Authors: Van-Thanh Hoang,Kang-Hyun Jo
ArXiv: 1811.07083
Document:
PDF
DOI
Artifact development version:
GitHub
Abstract URL: http://arxiv.org/abs/1811.07083v1
Convolutional neural networks (CNNs) have shown remarkable performance in
various computer vision tasks in recent years. However, the increasing model
size has raised challenges in adopting them in real-time applications as well
as mobile and embedded vision applications. Many works try to build networks as
small as possible while still have acceptable performance. The state-of-the-art
architecture is MobileNets. They use Depthwise Separable Convolution
(DWConvolution) in place of standard Convolution to reduce the size of
networks.

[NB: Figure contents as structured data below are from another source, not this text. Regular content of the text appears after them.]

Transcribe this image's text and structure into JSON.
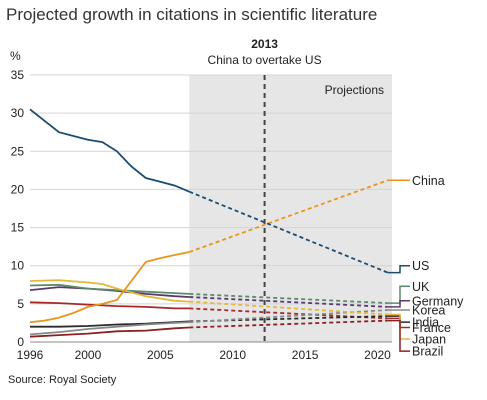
{
  "title": "Projected growth in citations in scientific literature",
  "source": "Source: Royal Society",
  "chart_data": {
    "type": "line",
    "ylabel": "%",
    "ylim": [
      0,
      35
    ],
    "yticks": [
      0,
      5,
      10,
      15,
      20,
      25,
      30,
      35
    ],
    "xlim": [
      1996,
      2021
    ],
    "xticks": [
      1996,
      2000,
      2005,
      2010,
      2015,
      2020
    ],
    "projection_start": 2007,
    "projection_label": "Projections",
    "annotation": {
      "year": 2012.2,
      "title": "2013",
      "text": "China to overtake US"
    },
    "grid": true,
    "series": [
      {
        "name": "US",
        "color": "#1d4c6e",
        "actual": [
          [
            1996,
            30.5
          ],
          [
            1997,
            29.0
          ],
          [
            1998,
            27.5
          ],
          [
            1999,
            27.0
          ],
          [
            2000,
            26.5
          ],
          [
            2001,
            26.2
          ],
          [
            2002,
            25.0
          ],
          [
            2003,
            23.0
          ],
          [
            2004,
            21.5
          ],
          [
            2005,
            21.0
          ],
          [
            2006,
            20.5
          ],
          [
            2007,
            19.7
          ]
        ],
        "projected": [
          [
            2007,
            19.7
          ],
          [
            2020.7,
            9.1
          ]
        ],
        "end_value": 10.0
      },
      {
        "name": "China",
        "color": "#e8951d",
        "actual": [
          [
            1996,
            2.6
          ],
          [
            1997,
            2.8
          ],
          [
            1998,
            3.2
          ],
          [
            1999,
            3.8
          ],
          [
            2000,
            4.6
          ],
          [
            2001,
            5.0
          ],
          [
            2002,
            5.5
          ],
          [
            2003,
            8.0
          ],
          [
            2004,
            10.5
          ],
          [
            2005,
            11.0
          ],
          [
            2006,
            11.4
          ],
          [
            2007,
            11.8
          ]
        ],
        "projected": [
          [
            2007,
            11.8
          ],
          [
            2020.7,
            21.2
          ]
        ],
        "end_value": 21.2
      },
      {
        "name": "UK",
        "color": "#5b8a6c",
        "actual": [
          [
            1996,
            7.4
          ],
          [
            1998,
            7.5
          ],
          [
            2000,
            7.0
          ],
          [
            2002,
            6.8
          ],
          [
            2004,
            6.6
          ],
          [
            2005,
            6.5
          ],
          [
            2007,
            6.3
          ]
        ],
        "projected": [
          [
            2007,
            6.3
          ],
          [
            2020.7,
            5.1
          ]
        ],
        "end_value": 7.3
      },
      {
        "name": "Germany",
        "color": "#5a3a6e",
        "actual": [
          [
            1996,
            6.8
          ],
          [
            1998,
            7.2
          ],
          [
            2000,
            7.0
          ],
          [
            2002,
            6.7
          ],
          [
            2004,
            6.3
          ],
          [
            2006,
            6.0
          ],
          [
            2007,
            5.9
          ]
        ],
        "projected": [
          [
            2007,
            5.9
          ],
          [
            2020.7,
            4.6
          ]
        ],
        "end_value": 5.4
      },
      {
        "name": "Korea",
        "color": "#888888",
        "actual": [
          [
            1996,
            1.0
          ],
          [
            1998,
            1.3
          ],
          [
            2000,
            1.7
          ],
          [
            2002,
            2.0
          ],
          [
            2004,
            2.3
          ],
          [
            2006,
            2.5
          ],
          [
            2007,
            2.6
          ]
        ],
        "projected": [
          [
            2007,
            2.6
          ],
          [
            2020.7,
            4.2
          ]
        ],
        "end_value": 4.2
      },
      {
        "name": "India",
        "color": "#2a2a2a",
        "actual": [
          [
            1996,
            2.0
          ],
          [
            1998,
            2.0
          ],
          [
            2000,
            2.1
          ],
          [
            2002,
            2.3
          ],
          [
            2004,
            2.4
          ],
          [
            2006,
            2.6
          ],
          [
            2007,
            2.7
          ]
        ],
        "projected": [
          [
            2007,
            2.7
          ],
          [
            2020.7,
            3.4
          ]
        ],
        "end_value": 2.6
      },
      {
        "name": "France",
        "color": "#a8282b",
        "actual": [
          [
            1996,
            5.2
          ],
          [
            1998,
            5.1
          ],
          [
            2000,
            4.9
          ],
          [
            2002,
            4.7
          ],
          [
            2004,
            4.6
          ],
          [
            2006,
            4.4
          ],
          [
            2007,
            4.4
          ]
        ],
        "projected": [
          [
            2007,
            4.4
          ],
          [
            2020.7,
            3.1
          ]
        ],
        "end_value": 1.9
      },
      {
        "name": "Japan",
        "color": "#e3b93a",
        "actual": [
          [
            1996,
            8.0
          ],
          [
            1998,
            8.1
          ],
          [
            2000,
            7.8
          ],
          [
            2001,
            7.6
          ],
          [
            2002,
            7.0
          ],
          [
            2004,
            6.0
          ],
          [
            2006,
            5.4
          ],
          [
            2007,
            5.3
          ]
        ],
        "projected": [
          [
            2007,
            5.3
          ],
          [
            2020.7,
            3.6
          ]
        ],
        "end_value": 0.4
      },
      {
        "name": "Brazil",
        "color": "#8b2020",
        "actual": [
          [
            1996,
            0.7
          ],
          [
            1998,
            0.9
          ],
          [
            2000,
            1.1
          ],
          [
            2002,
            1.4
          ],
          [
            2004,
            1.5
          ],
          [
            2006,
            1.8
          ],
          [
            2007,
            1.9
          ]
        ],
        "projected": [
          [
            2007,
            1.9
          ],
          [
            2020.7,
            2.8
          ]
        ],
        "end_value": -1.2
      }
    ]
  }
}
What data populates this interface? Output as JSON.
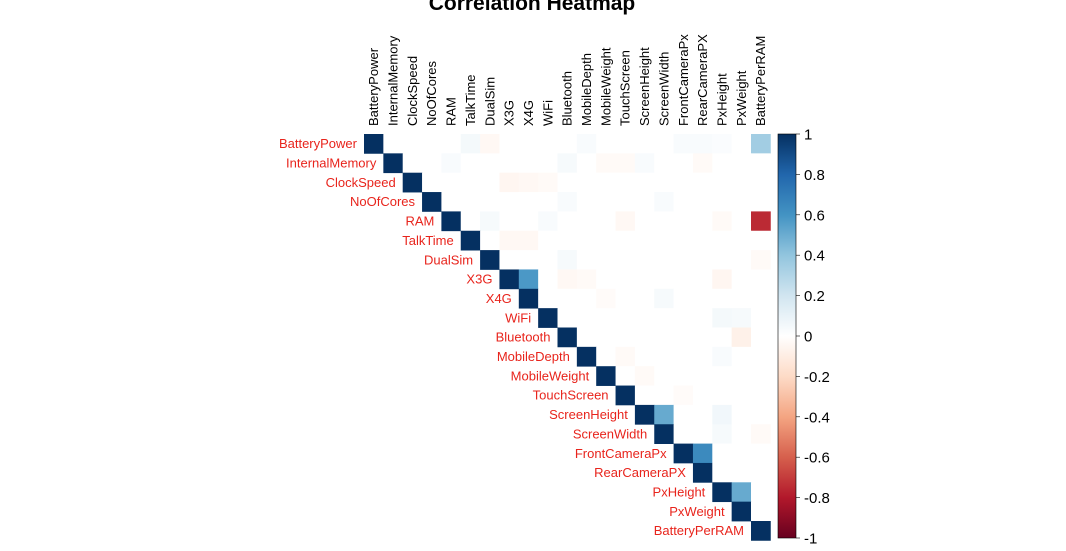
{
  "chart_data": {
    "type": "heatmap",
    "title": "Correlation Heatmap",
    "variables": [
      "BatteryPower",
      "InternalMemory",
      "ClockSpeed",
      "NoOfCores",
      "RAM",
      "TalkTime",
      "DualSim",
      "X3G",
      "X4G",
      "WiFi",
      "Bluetooth",
      "MobileDepth",
      "MobileWeight",
      "TouchScreen",
      "ScreenHeight",
      "ScreenWidth",
      "FrontCameraPx",
      "RearCameraPX",
      "PxHeight",
      "PxWeight",
      "BatteryPerRAM"
    ],
    "layout": "upper-triangle",
    "colorbar": {
      "range": [
        -1,
        1
      ],
      "ticks": [
        "1",
        "0.8",
        "0.6",
        "0.4",
        "0.2",
        "0",
        "-0.2",
        "-0.4",
        "-0.6",
        "-0.8",
        "-1"
      ],
      "colors": {
        "low": "#67001f",
        "mid": "#ffffff",
        "high": "#053061"
      }
    },
    "label_color": "#e8241c",
    "notable_correlations": [
      {
        "row": "BatteryPower",
        "col": "BatteryPerRAM",
        "value": 0.35
      },
      {
        "row": "RAM",
        "col": "BatteryPerRAM",
        "value": -0.75
      },
      {
        "row": "X3G",
        "col": "X4G",
        "value": 0.58
      },
      {
        "row": "ScreenHeight",
        "col": "ScreenWidth",
        "value": 0.51
      },
      {
        "row": "FrontCameraPx",
        "col": "RearCameraPX",
        "value": 0.64
      },
      {
        "row": "PxHeight",
        "col": "PxWeight",
        "value": 0.51
      }
    ],
    "background_correlations": [
      {
        "row": "BatteryPower",
        "col": "TalkTime",
        "value": 0.05
      },
      {
        "row": "BatteryPower",
        "col": "DualSim",
        "value": -0.04
      },
      {
        "row": "BatteryPower",
        "col": "MobileDepth",
        "value": 0.03
      },
      {
        "row": "BatteryPower",
        "col": "FrontCameraPx",
        "value": 0.03
      },
      {
        "row": "BatteryPower",
        "col": "RearCameraPX",
        "value": 0.03
      },
      {
        "row": "BatteryPower",
        "col": "PxHeight",
        "value": 0.02
      },
      {
        "row": "InternalMemory",
        "col": "RAM",
        "value": 0.03
      },
      {
        "row": "InternalMemory",
        "col": "Bluetooth",
        "value": 0.04
      },
      {
        "row": "InternalMemory",
        "col": "MobileWeight",
        "value": -0.03
      },
      {
        "row": "InternalMemory",
        "col": "TouchScreen",
        "value": -0.03
      },
      {
        "row": "InternalMemory",
        "col": "ScreenHeight",
        "value": 0.03
      },
      {
        "row": "InternalMemory",
        "col": "RearCameraPX",
        "value": -0.03
      },
      {
        "row": "ClockSpeed",
        "col": "X3G",
        "value": -0.05
      },
      {
        "row": "ClockSpeed",
        "col": "X4G",
        "value": -0.04
      },
      {
        "row": "ClockSpeed",
        "col": "WiFi",
        "value": -0.03
      },
      {
        "row": "NoOfCores",
        "col": "Bluetooth",
        "value": 0.03
      },
      {
        "row": "NoOfCores",
        "col": "ScreenWidth",
        "value": 0.03
      },
      {
        "row": "RAM",
        "col": "DualSim",
        "value": 0.04
      },
      {
        "row": "RAM",
        "col": "WiFi",
        "value": 0.03
      },
      {
        "row": "RAM",
        "col": "TouchScreen",
        "value": -0.04
      },
      {
        "row": "RAM",
        "col": "PxHeight",
        "value": -0.03
      },
      {
        "row": "TalkTime",
        "col": "X3G",
        "value": -0.04
      },
      {
        "row": "TalkTime",
        "col": "X4G",
        "value": -0.04
      },
      {
        "row": "DualSim",
        "col": "Bluetooth",
        "value": 0.04
      },
      {
        "row": "DualSim",
        "col": "BatteryPerRAM",
        "value": -0.03
      },
      {
        "row": "X3G",
        "col": "Bluetooth",
        "value": -0.04
      },
      {
        "row": "X3G",
        "col": "MobileDepth",
        "value": -0.03
      },
      {
        "row": "X3G",
        "col": "PxHeight",
        "value": -0.05
      },
      {
        "row": "X4G",
        "col": "MobileWeight",
        "value": -0.02
      },
      {
        "row": "X4G",
        "col": "ScreenWidth",
        "value": 0.04
      },
      {
        "row": "WiFi",
        "col": "PxHeight",
        "value": 0.05
      },
      {
        "row": "WiFi",
        "col": "PxWeight",
        "value": 0.04
      },
      {
        "row": "Bluetooth",
        "col": "PxWeight",
        "value": -0.08
      },
      {
        "row": "MobileDepth",
        "col": "TouchScreen",
        "value": -0.03
      },
      {
        "row": "MobileDepth",
        "col": "PxHeight",
        "value": 0.03
      },
      {
        "row": "MobileWeight",
        "col": "ScreenHeight",
        "value": -0.03
      },
      {
        "row": "TouchScreen",
        "col": "FrontCameraPx",
        "value": -0.02
      },
      {
        "row": "ScreenHeight",
        "col": "PxHeight",
        "value": 0.06
      },
      {
        "row": "ScreenWidth",
        "col": "PxHeight",
        "value": 0.04
      },
      {
        "row": "ScreenWidth",
        "col": "BatteryPerRAM",
        "value": -0.03
      }
    ]
  }
}
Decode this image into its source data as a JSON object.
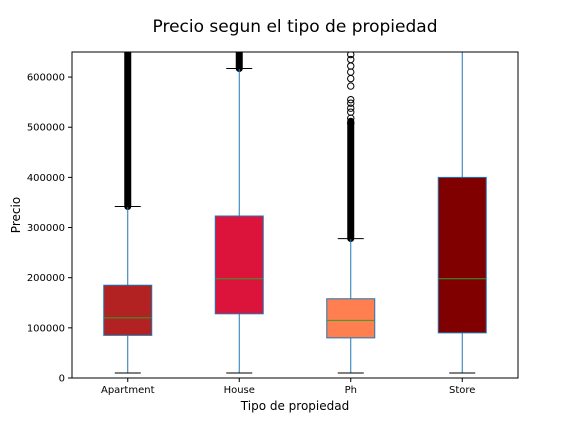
{
  "chart_data": {
    "type": "box",
    "title": "Precio segun el tipo de propiedad",
    "xlabel": "Tipo de propiedad",
    "ylabel": "Precio",
    "ylim": [
      0,
      650000
    ],
    "yticks": [
      0,
      100000,
      200000,
      300000,
      400000,
      500000,
      600000
    ],
    "grid": false,
    "legend": "none",
    "whisker_color": "#1f77b4",
    "median_color": "#2ca02c",
    "categories": [
      "Apartment",
      "House",
      "Ph",
      "Store"
    ],
    "boxes": [
      {
        "category": "Apartment",
        "color": "#b22222",
        "whisker_low": 10000,
        "q1": 85000,
        "median": 120000,
        "q3": 185000,
        "whisker_high": 342000,
        "outliers": {
          "style": "dense",
          "from": 342000,
          "to": 650000
        }
      },
      {
        "category": "House",
        "color": "#dc143c",
        "whisker_low": 10000,
        "q1": 128000,
        "median": 198000,
        "q3": 323000,
        "whisker_high": 617000,
        "outliers": {
          "style": "dense",
          "from": 617000,
          "to": 650000
        }
      },
      {
        "category": "Ph",
        "color": "#ff7f50",
        "whisker_low": 10000,
        "q1": 80000,
        "median": 115000,
        "q3": 158000,
        "whisker_high": 278000,
        "outliers": {
          "style": "dense",
          "from": 278000,
          "to": 500000,
          "points": [
            508000,
            518000,
            530000,
            538000,
            548000,
            555000,
            582000,
            597000,
            610000,
            622000,
            635000,
            645000
          ]
        }
      },
      {
        "category": "Store",
        "color": "#800000",
        "whisker_low": 10000,
        "q1": 90000,
        "median": 198000,
        "q3": 400000,
        "whisker_high": 650000,
        "outliers": null
      }
    ]
  }
}
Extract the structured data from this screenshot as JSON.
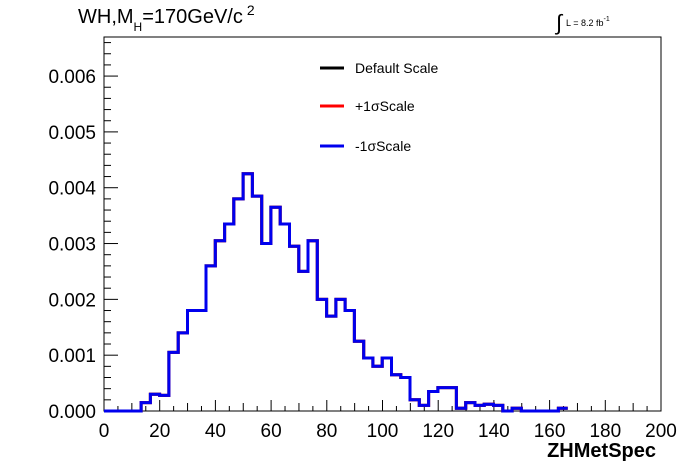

This paper describes an improved version of MobileNet, called Pyramid
Mobile Network. Instead of using just a $3\times 3$ kernel size for
DWConvolution like in MobileNet, the proposed network uses a pyramid kernel
size to capture more spatial information. The proposed architecture is
evaluated on two highly competitive object recognition benchmark datasets
(CIFAR-10, CIFAR-100). The experiments demonstrate that the proposed network
achieves better performance compared with MobileNet as well as other
state-of-the-art networks. Additionally, it is more flexible in fine-tuning the
trade-off between accuracy, latency and model size than MobileNets.